Привыкнув к перечислению грабежей и пьяных драк в этом городе, который совсем недавно стал советским, он читал торопливо. Но вдруг словно споткнулся — дважды перечел одно сообщение. Сморщив лоб, почесал затылок и уже вслух прочел:
— «Восемнадцатого июня в 22.00, после прихода пригородного поезда из Перемышля, возле кипятильника Главного вокзала найден тяжело раненный в ногу навылет из огнестрельного оружия неустановленного образца капитан военно-инженерных войск Красной Армии Иван Тихонович Журженко. Злоумышленника задержать не удалось. Раненый находится на излечении в больнице по улице Пиаров».

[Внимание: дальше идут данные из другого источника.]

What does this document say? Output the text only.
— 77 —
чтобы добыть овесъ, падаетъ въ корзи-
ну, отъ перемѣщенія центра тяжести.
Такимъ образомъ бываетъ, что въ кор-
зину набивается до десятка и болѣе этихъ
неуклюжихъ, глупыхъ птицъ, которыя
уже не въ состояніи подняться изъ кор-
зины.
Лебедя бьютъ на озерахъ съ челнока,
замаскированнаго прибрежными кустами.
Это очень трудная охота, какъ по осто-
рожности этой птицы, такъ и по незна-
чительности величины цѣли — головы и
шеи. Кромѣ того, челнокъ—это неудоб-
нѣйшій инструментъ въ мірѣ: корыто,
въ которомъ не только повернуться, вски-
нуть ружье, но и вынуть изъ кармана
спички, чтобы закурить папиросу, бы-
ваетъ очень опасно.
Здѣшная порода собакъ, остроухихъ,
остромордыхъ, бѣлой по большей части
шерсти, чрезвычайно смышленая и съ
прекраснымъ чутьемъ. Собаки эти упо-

Самсоненко взглянул на Садаклия и сказал примирительно:
— Вот так штука! Не свалили анонимкой, так уложили пулей. Действуйте, товарищ Садаклий. Быстро!
Отправив две оперативные группы — одну в университет, другую в общежитие, где по наведенным им уже справкам проживал Верхола, Садаклий вызвал машину и поехал в больницу по улице Пиаров. Ему оставалось завязать пояс у халата, когда в кабинет главного врача позвонил оперативный уполномоченный, посланный в университет, и доложил, что нигде в аудиториях Верхолы нет. Через несколько минут из общежития на улице Кутузова также раздался звонок: со вчерашнего вечера студента Зенона Верхолы никто из его соседей по комнате не видел. Кровать не тронута. Все его личные вещи унесены.